İKTİDARA ALTERNATİF GEREKLİ
Hukukçuların yapılan haksızlıklara karşı hiçbir zaman sessiz kalamayacağını ve daima doğruları söyleyeceğini ifade eden Feyzioğlu, "Biz hukukçular orta saha oyuncularıyız. Bizim görevimiz o omurgayı olabildiğince sağlam tutmaktır. Biz hukukun üstünlüğünü anlatırız, hukuksuzlukların neler olduğunu tespit eder, evrensel hukuk ilkelerinin neler olduğunu ortaya koyar, Türkiye'deki uygulamaların ne kadar uyumlu olduğunu söyleriz. Haksızlıkları da söyleriz. Ama son tahlilde adım atacak olan siyasi iktidardır. Biz gücümüz yettiğince halkı bilgilendirmek için iktidarı denetleriz. Kamuoyu yaratır, o kamuoyunun siyasi iktidar ve muhalefet üzerinde baskı unsuru olmasını gücümüz yettiğince sağlarız. Ancak golü orta saha oyuncuları değil, forvetler atar. Demokrasilerde forvet oyuncuları, orta saha ne kadar önemli olursa olsun forvet oyuncuları, siyasi partilerdir. Siyasi partiler ilk seçimlerde alternatif olduğunu göstermek zorundadır. İşin görüneni buz gibi budur. İktidara alternatif olamıyorsa, kurumları yeterince güçlü olmayan demokrasilerde çöküş başlar" ifadelerini kullandı.
ATATÜRK, DİKTATÖR OLSAYDI BU KADAR ÇOK SEVİLMEZDİ
Atatürk'ün Türkiye Cumhuriyeti’ni 'Hukuk Devleti' kavramı üzerine kurduğunu vurgulayan Feyzioğlu, "Atatürk Ankara'da hukuk fakültesi kurulması talimatı verdiğinde ‘niye kurduruyoruz, İstanbul'da var zaten’ denilince, ‘burada cumhuriyet hukukunu öğreteceğiz. İstanbul'da cumhuriyeti kuramayız, onun için Ankara'da kuracağız’ demiştir ve ‘bu müessesenin açılışında duyduğum mutluluğu hiçbir devrimimde duymadım’ demiştir.
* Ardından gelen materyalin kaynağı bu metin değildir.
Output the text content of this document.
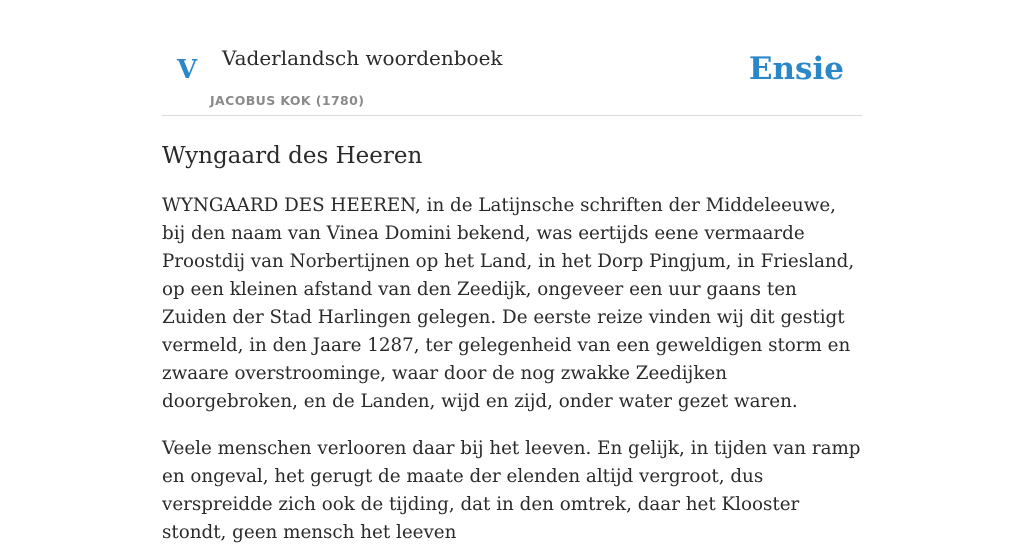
V Vaderlandsch woordenboek
JACOBUS KOK (1780)
Ensie
Wyngaard des Heeren

WYNGAARD DES HEEREN, in de Latijnsche schriften der Middeleeuwe, bij den naam van Vinea Domini bekend, was eertijds eene vermaarde Proostdij van Norbertijnen op het Land, in het Dorp Pingjum, in Friesland, op een kleinen afstand van den Zeedijk, ongeveer een uur gaans ten Zuiden der Stad Harlingen gelegen. De eerste reize vinden wij dit gestigt vermeld, in den Jaare 1287, ter gelegenheid van een geweldigen storm en zwaare overstroominge, waar door de nog zwakke Zeedijken doorgebroken, en de Landen, wijd en zijd, onder water gezet waren.

Veele menschen verlooren daar bij het leeven. En gelijk, in tijden van ramp en ongeval, het gerugt de maate der elenden altijd vergroot, dus verspreidde zich ook de tijding, dat in den omtrek, daar het Klooster stondt, geen mensch het leeven
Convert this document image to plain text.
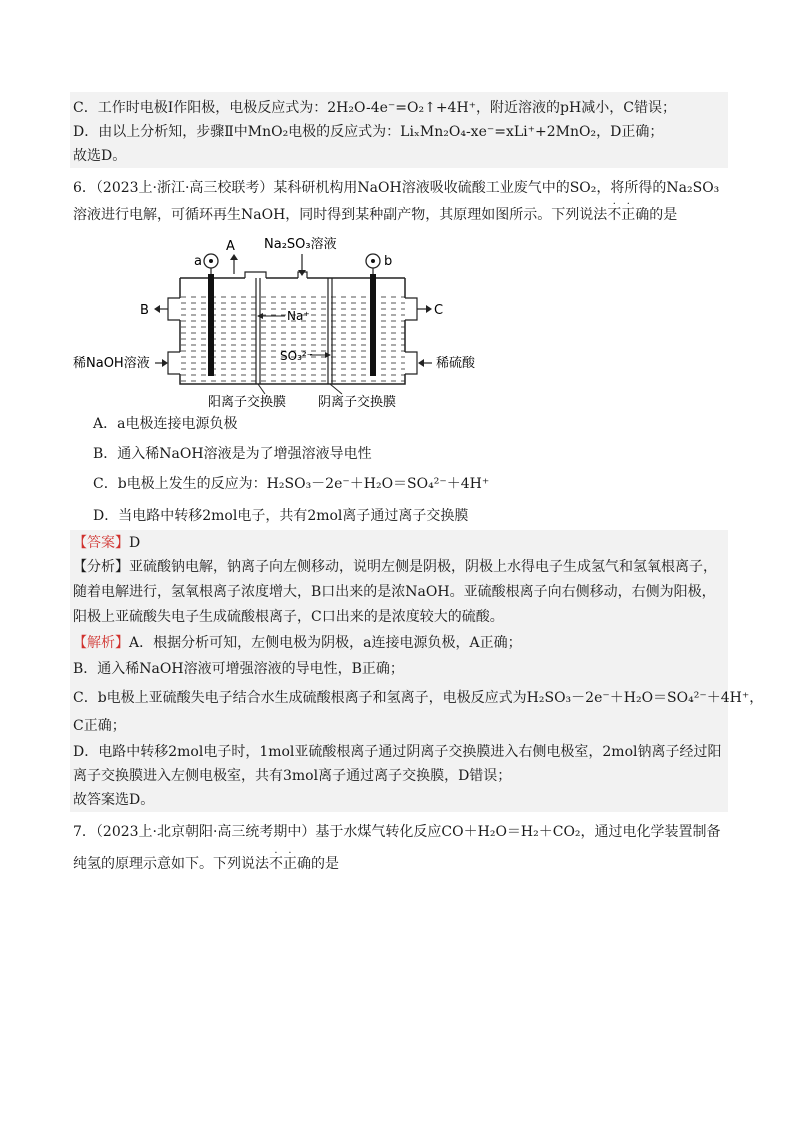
C．工作时电极Ⅰ作阳极，电极反应式为：2H₂O-4e⁻=O₂↑+4H⁺，附近溶液的pH减小，C错误；
D．由以上分析知，步骤Ⅱ中MnO₂电极的反应式为：LiₓMn₂O₄-xe⁻=xLi⁺+2MnO₂，D正确；
故选D。
6．（2023上·浙江·高三校联考）某科研机构用NaOH溶液吸收硫酸工业废气中的SO₂，将所得的Na₂SO₃
溶液进行电解，可循环再生NaOH，同时得到某种副产物，其原理如图所示。下列说法
·
不
·
正确的是
a	b
A
B	C
Na₂SO₃溶液
Na⁺
SO₃²⁻
稀NaOH溶液	稀硫酸
阳离子交换膜 阴离子交换膜
A．a电极连接电源负极
B．通入稀NaOH溶液是为了增强溶液导电性
C．b电极上发生的反应为：H₂SO₃－2e⁻＋H₂O＝SO₄²⁻＋4H⁺
D．当电路中转移2mol电子，共有2mol离子通过离子交换膜
【答案】D
【分析】亚硫酸钠电解，钠离子向左侧移动，说明左侧是阴极，阴极上水得电子生成氢气和氢氧根离子，
随着电解进行，氢氧根离子浓度增大，B口出来的是浓NaOH。亚硫酸根离子向右侧移动，右侧为阳极，
阳极上亚硫酸失电子生成硫酸根离子，C口出来的是浓度较大的硫酸。
【解析】A．根据分析可知，左侧电极为阴极，a连接电源负极，A正确；
B．通入稀NaOH溶液可增强溶液的导电性，B正确；
C．b电极上亚硫酸失电子结合水生成硫酸根离子和氢离子，电极反应式为H₂SO₃－2e⁻＋H₂O＝SO₄²⁻＋4H⁺，
C正确；
D．电路中转移2mol电子时，1mol亚硫酸根离子通过阴离子交换膜进入右侧电极室，2mol钠离子经过阳
离子交换膜进入左侧电极室，共有3mol离子通过离子交换膜，D错误；
故答案选D。
7．（2023上·北京朝阳·高三统考期中）基于水煤气转化反应CO＋H₂O＝H₂＋CO₂，通过电化学装置制备
纯氢的原理示意如下。下列说法
·
不
·
正确的是
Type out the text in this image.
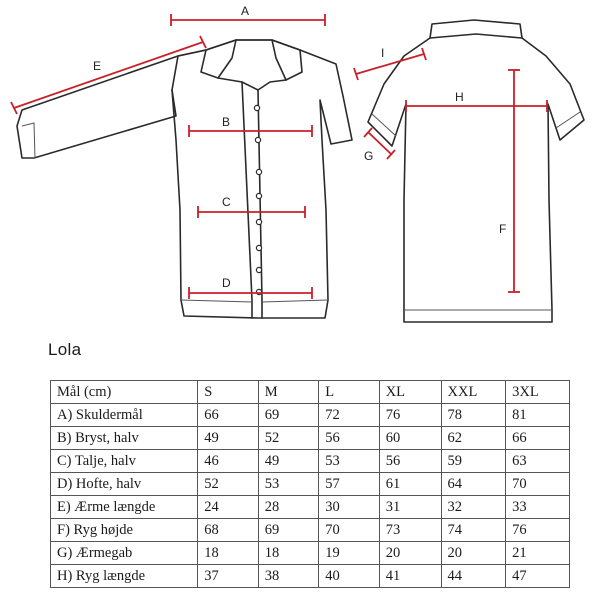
A
B
C
D
E
F
G
H
I
Lola
Mål (cm)	S	M	L	XL	XXL	3XL
A) Skuldermål	66	69	72	76	78	81
B) Bryst, halv	49	52	56	60	62	66
C) Talje, halv	46	49	53	56	59	63
D) Hofte, halv	52	53	57	61	64	70
E) Ærme længde	24	28	30	31	32	33
F) Ryg højde	68	69	70	73	74	76
G) Ærmegab	18	18	19	20	20	21
H) Ryg længde	37	38	40	41	44	47
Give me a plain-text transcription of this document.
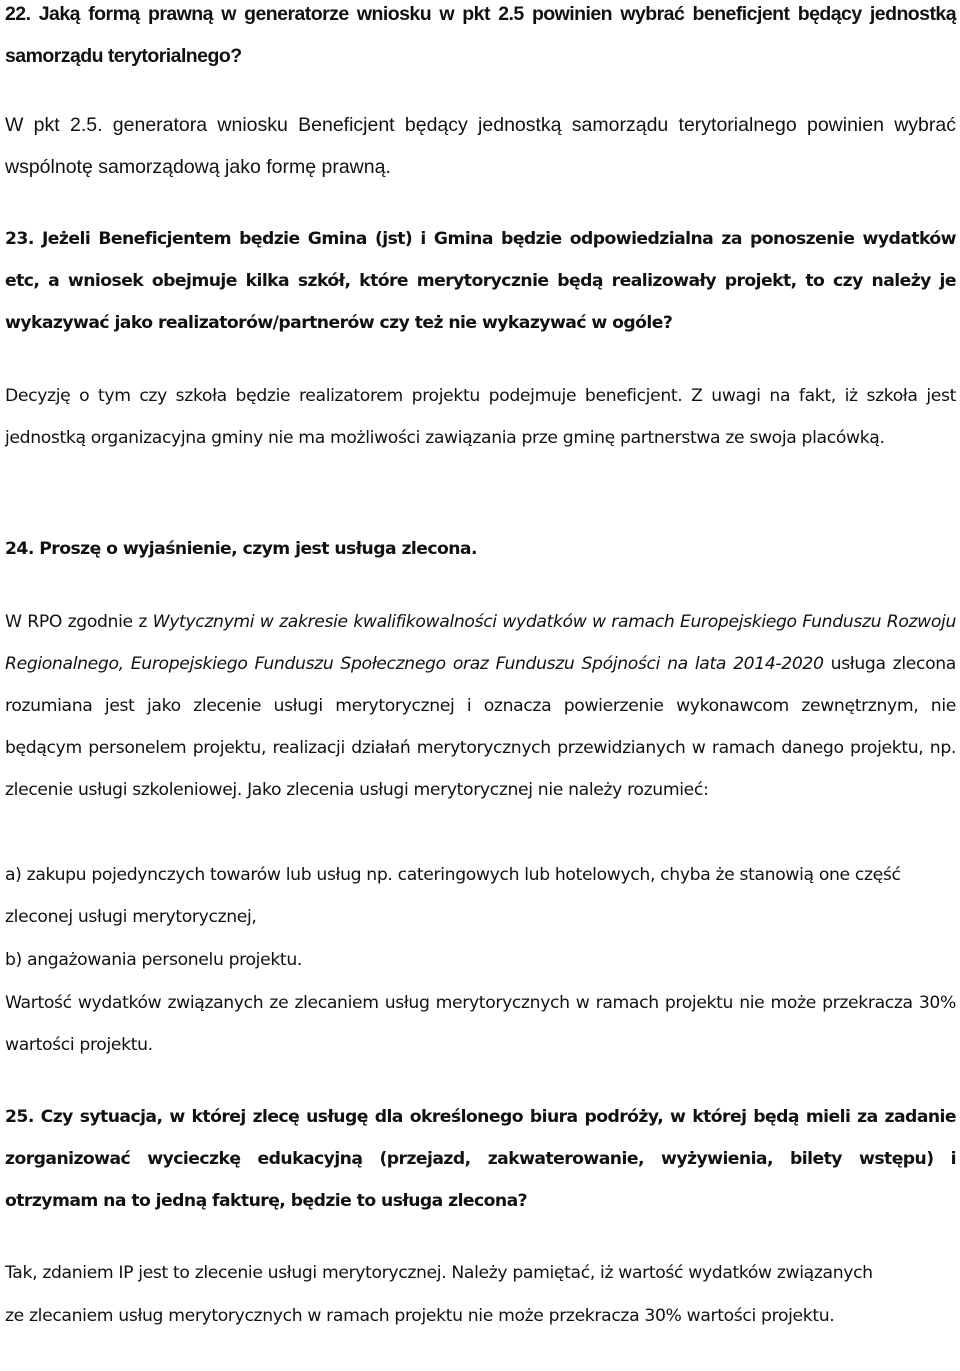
22. Jaką formą prawną w generatorze wniosku w pkt 2.5 powinien wybrać beneficjent będący jednostką samorządu terytorialnego?

W pkt 2.5. generatora wniosku Beneficjent będący jednostką samorządu terytorialnego powinien wybrać wspólnotę samorządową jako formę prawną.

23. Jeżeli Beneficjentem będzie Gmina (jst) i Gmina będzie odpowiedzialna za ponoszenie wydatków etc, a wniosek obejmuje kilka szkół, które merytorycznie będą realizowały projekt, to czy należy je wykazywać jako realizatorów/partnerów czy też nie wykazywać w ogóle?

Decyzję o tym czy szkoła będzie realizatorem projektu podejmuje beneficjent. Z uwagi na fakt, iż szkoła jest jednostką organizacyjna gminy nie ma możliwości zawiązania prze gminę partnerstwa ze swoja placówką.

24. Proszę o wyjaśnienie, czym jest usługa zlecona.

W RPO zgodnie z Wytycznymi w zakresie kwalifikowalności wydatków w ramach Europejskiego Funduszu Rozwoju Regionalnego, Europejskiego Funduszu Społecznego oraz Funduszu Spójności na lata 2014-2020 usługa zlecona rozumiana jest jako zlecenie usługi merytorycznej i oznacza powierzenie wykonawcom zewnętrznym, nie będącym personelem projektu, realizacji działań merytorycznych przewidzianych w ramach danego projektu, np. zlecenie usługi szkoleniowej. Jako zlecenia usługi merytorycznej nie należy rozumieć:

a) zakupu pojedynczych towarów lub usług np. cateringowych lub hotelowych, chyba że stanowią one część zleconej usługi merytorycznej,

b) angażowania personelu projektu.

Wartość wydatków związanych ze zlecaniem usług merytorycznych w ramach projektu nie może przekracza 30% wartości projektu.

25. Czy sytuacja, w której zlecę usługę dla określonego biura podróży, w której będą mieli za zadanie zorganizować wycieczkę edukacyjną (przejazd, zakwaterowanie, wyżywienia, bilety wstępu) i otrzymam na to jedną fakturę, będzie to usługa zlecona?

Tak, zdaniem IP jest to zlecenie usługi merytorycznej. Należy pamiętać, iż wartość wydatków związanych ze zlecaniem usług merytorycznych w ramach projektu nie może przekracza 30% wartości projektu.
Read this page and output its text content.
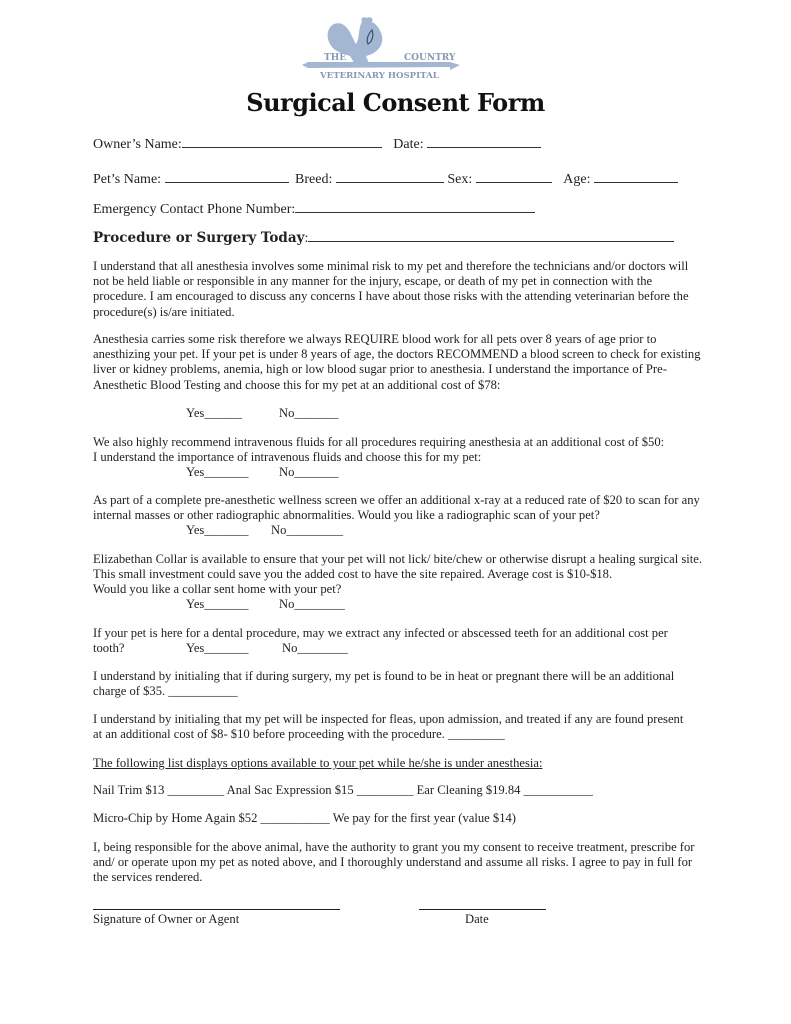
THE	COUNTRY
VETERINARY HOSPITAL
Surgical Consent Form
Owner’s Name:	Date:
Pet’s Name:	Breed:	Sex:	Age:
Emergency Contact Phone Number:
Procedure or Surgery Today:
I understand that all anesthesia involves some minimal risk to my pet and therefore the technicians and/or doctors will not be held liable or responsible in any manner for the injury, escape, or death of my pet in connection with the procedure. I am encouraged to discuss any concerns I have about those risks with the attending veterinarian before the procedure(s) is/are initiated.
Anesthesia carries some risk therefore we always REQUIRE blood work for all pets over 8 years of age prior to anesthizing your pet. If your pet is under 8 years of age, the doctors RECOMMEND a blood screen to check for existing liver or kidney problems, anemia, high or low blood sugar prior to anesthesia. I understand the importance of Pre-Anesthetic Blood Testing and choose this for my pet at an additional cost of $78:
Yes______	No_______
We also highly recommend intravenous fluids for all procedures requiring anesthesia at an additional cost of $50:
I understand the importance of intravenous fluids and choose this for my pet:
Yes_______ No_______
As part of a complete pre-anesthetic wellness screen we offer an additional x-ray at a reduced rate of $20 to scan for any internal masses or other radiographic abnormalities. Would you like a radiographic scan of your pet?
Yes_______ No_________
Elizabethan Collar is available to ensure that your pet will not lick/ bite/chew or otherwise disrupt a healing surgical site. This small investment could save you the added cost to have the site repaired. Average cost is $10-$18.
Would you like a collar sent home with your pet?
Yes_______ No________
If your pet is here for a dental procedure, may we extract any infected or abscessed teeth for an additional cost per
tooth?	Yes_______	No________
I understand by initialing that if during surgery, my pet is found to be in heat or pregnant there will be an additional
charge of $35. ___________
I understand by initialing that my pet will be inspected for fleas, upon admission, and treated if any are found present
at an additional cost of $8- $10 before proceeding with the procedure. _________
The following list displays options available to your pet while he/she is under anesthesia:
Nail Trim $13 _________ Anal Sac Expression $15 _________ Ear Cleaning $19.84 ___________
Micro-Chip by Home Again $52 ___________ We pay for the first year (value $14)
I, being responsible for the above animal, have the authority to grant you my consent to receive treatment, prescribe for and/ or operate upon my pet as noted above, and I thoroughly understand and assume all risks. I agree to pay in full for the services rendered.
Signature of Owner or Agent	Date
Cumhuriyetin hukukunu, cumhuriyetin kurduğu kurum korumalıdır. Yani Atatürk'ün kurduğu devletin arkasında hukuk devleti anlayışı vardır. Şimdi ‘diktatör’ diyorlar. Hangi diktatör ortaçağ karanlığında bulduğu toplumu aydınlığa, hukuk devletine yurttaş bilincini yerleştirmek için bu kadar devrim yapar. Diktatörler devrim yapmaz, sefa içinde yaşar giderler. Hiçbir diktatör ölümünden bunca yıl sonra milletinin yüreğinde bu kadar büyümez. Atatürk'e diktatör diyenler ya haindir, ya hainlerin etkilediği kara cahillerdir "diye konuştu.